2012, David Koepp -- in theatre
Remember back in the '80's when filmmakers and studios would try and capitalize on whatever extreme sporting trend was popular at the time - rollerskating, breakdancing, surfing, BMXing, motocross racing, skateboarding, rollerblading - by making a typically bad movie that tried to plumb the depths of the sport's subculture while infusing the script with as many cliches as possible. I guess it's not limited only to the '80's, but it was certainly at its most prominent and most fromage-iest at that time. Hell, Top Gun is the kingpin of the genre. Looking back on any of those films and the nostalgia wafts off of them. They weren't particularly good then either, but over the years, as the masses have come to embrace irony, one can see that in their badness, there is much entertainment to be had. Premium Rush is ironic filmmaking in peak form.
David Koepp is known more for his scriptwriting than his directing, though this is far from his debut or most prominent effort. Here he explores the subculture of bike couriers, specifically New York bike couriers who seem to be equal parts thrill jockeys and death courtiers. He gets into the head of Wilee (Joseph Gordon-Levitt), a law school dropout who is addicted to pedaling his fixed-wheel around the city 10 hours a day. One day he accepts a package from an acquaintance only to find a very determined cop hot in pursuit. The cop, one Bobby Monday (played with a delightful mania), is deep in dept with the Chinese mafia, and they've tipped him off to a score, Wilee's delivery, that will clean his slate.

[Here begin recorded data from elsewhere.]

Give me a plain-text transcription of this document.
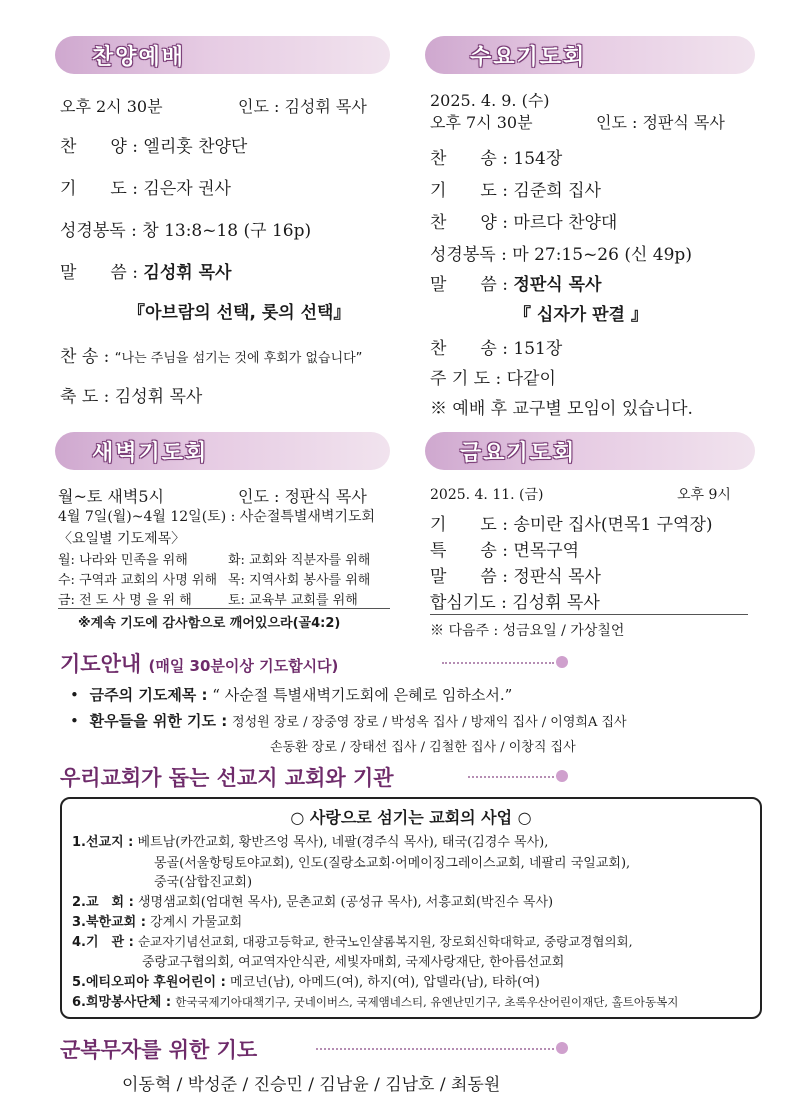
찬양예배
오후 2시 30분	인도 : 김성휘 목사
찬　　양 : 엘리홋 찬양단
기　　도 : 김은자 권사
성경봉독 : 창 13:8~18 (구 16p)
말　　씀 : 김성휘 목사
『아브람의 선택, 롯의 선택』
찬 송 : “나는 주님을 섬기는 것에 후회가 없습니다”
축 도 : 김성휘 목사
수요기도회
2025. 4. 9. (수)
오후 7시 30분	인도 : 정판식 목사
찬　　송 : 154장
기　　도 : 김준희 집사
찬　　양 : 마르다 찬양대
성경봉독 : 마 27:15~26 (신 49p)
말　　씀 : 정판식 목사
『 십자가 판결 』
찬　　송 : 151장
주 기 도 : 다같이
※ 예배 후 교구별 모임이 있습니다.
새벽기도회
월~토 새벽5시	인도 : 정판식 목사
4월 7일(월)~4월 12일(토) : 사순절특별새벽기도회
〈요일별 기도제목〉
월: 나라와 민족을 위해	화: 교회와 직분자를 위해
수: 구역과 교회의 사명 위해 목: 지역사회 봉사를 위해
금: 전 도 사 명 을 위 해	토: 교육부 교회를 위해
※계속 기도에 감사함으로 깨어있으라(골4:2)
금요기도회
2025. 4. 11. (금)	오후 9시
기　　도 : 송미란 집사(면목1 구역장)
특　　송 : 면목구역
말　　씀 : 정판식 목사
합심기도 : 김성휘 목사
※ 다음주 : 성금요일 / 가상칠언
기도안내 (매일 30분이상 기도합시다)
• 금주의 기도제목 : “ 사순절 특별새벽기도회에 은혜로 임하소서.”
• 환우들을 위한 기도 : 정성원 장로 / 장중영 장로 / 박성옥 집사 / 방재익 집사 / 이영희A 집사
손동환 장로 / 장태선 집사 / 김철한 집사 / 이창직 집사
우리교회가 돕는 선교지 교회와 기관
○ 사랑으로 섬기는 교회의 사업 ○
1.선교지 : 베트남(카깐교회, 황반즈엉 목사), 네팔(경주식 목사), 태국(김경수 목사),
몽골(서울항팅토야교회), 인도(질랑소교회·어메이징그레이스교회, 네팔리 국일교회),
중국(삼합진교회)
2.교　회 : 생명샘교회(엄대현 목사), 문촌교회 (공성규 목사), 서흥교회(박진수 목사)
3.북한교회 : 강계시 가물교회
4.기　관 : 순교자기념선교회, 대광고등학교, 한국노인샬롬복지원, 장로회신학대학교, 중랑교경협의회,
중랑교구협의회, 여교역자안식관, 세빛자매회, 국제사랑재단, 한아름선교회
5.에티오피아 후원어린이 : 메코넌(남), 아메드(여), 하지(여), 압델라(남), 타하(여)
6.희망봉사단체 : 한국국제기아대책기구, 굿네이버스, 국제앰네스티, 유엔난민기구, 초록우산어린이재단, 홀트아동복지
군복무자를 위한 기도
이동혁 / 박성준 / 진승민 / 김남윤 / 김남호 / 최동원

It's a cat-and-mouse game throughout the streets of New York, that's not altogether suspenseful, but instead bordering intentional silliness and a winking surreality, not far off from a Road Runner cartoon. The script and dialogue teeter on purposefully awkward, but, from the balance of Gordon-Levitt's sincerity and Shannon's Al Pacino-esque scenery chewing, it winds up being quite enjoyable, even though there's little that punchy or keen about it. The "future sight" that Wilee has, where time slows down and he predicts the outcome of multiple courses of actions until he hits the write one, is deliciously cheesy, a ridiculous yet wonderful conceit. Premium Rush is in most respects a terrible movie... a trite story, rough performances from the majority of the supporting cast, and that whole '80's-style superficial look at a subculture nailed to a "T", but it's delivered with such zeal, so unapologetically that one can't help but be entertained by it all.